New steel developed as strong as titanium, but 10 times cheaper

5 Feb 2015

Steel mill image via Jonathan Haeber/Flickr

There’s been a major breakthrough in the steel industry after a South Korean research team has developed a steel that’s as strong as titanium, but 10 times cheaper.

Titanium is a material that has entered the wider lexicon as being one of the strongest materials ever discovered and is almost non-corrosive, even compared with stainless steel.

Despite its obvious strength, the precious metal is considerably expensive ruling it out of major construction projects and is more commonly used in smaller items such as rings and other consumer products.

Now however, a team from Pohang University of Science and Technology in South Korea have published their findings in Nature detailing a new method of producing steel they have developed which could bridge the gap between steel and titanium, according to Popular Mechanics.

40 years in the making

Despite being developed in the Soviet Union in the 1970s, a mix of aluminium and steel was found to create an incredibly strong steel that had one major flaw: it would break rather than bend when it reached a particular exertion of force as a result of crystalline structures called B2 created during the mixing process.

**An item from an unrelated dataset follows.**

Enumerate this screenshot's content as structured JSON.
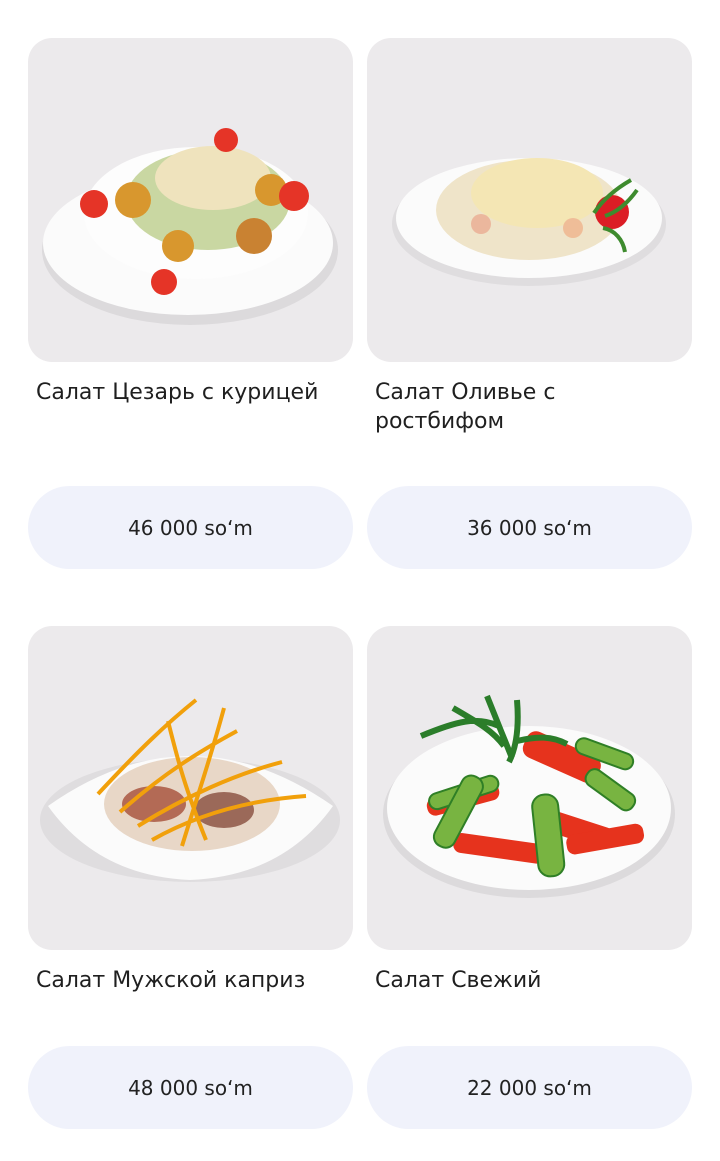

And for the last 40 years, scientists have been attempting to solve the problem with little success, until now.

The solution was, according to the researchers, years of work attempting to control the process where these harmful B2 crystals were formed during the creation process, with the help of additional nickel, has allowed them to create the new metal.

As is often the case with revolutionary breakthroughs, the process of producing it on an industrial scale is hindered some-what by the production process currently used in steel production – using silicate – which reacts with the aluminium making it effectively useless.

Once a new method of production has been overcome, the team can then look at mass-producing it.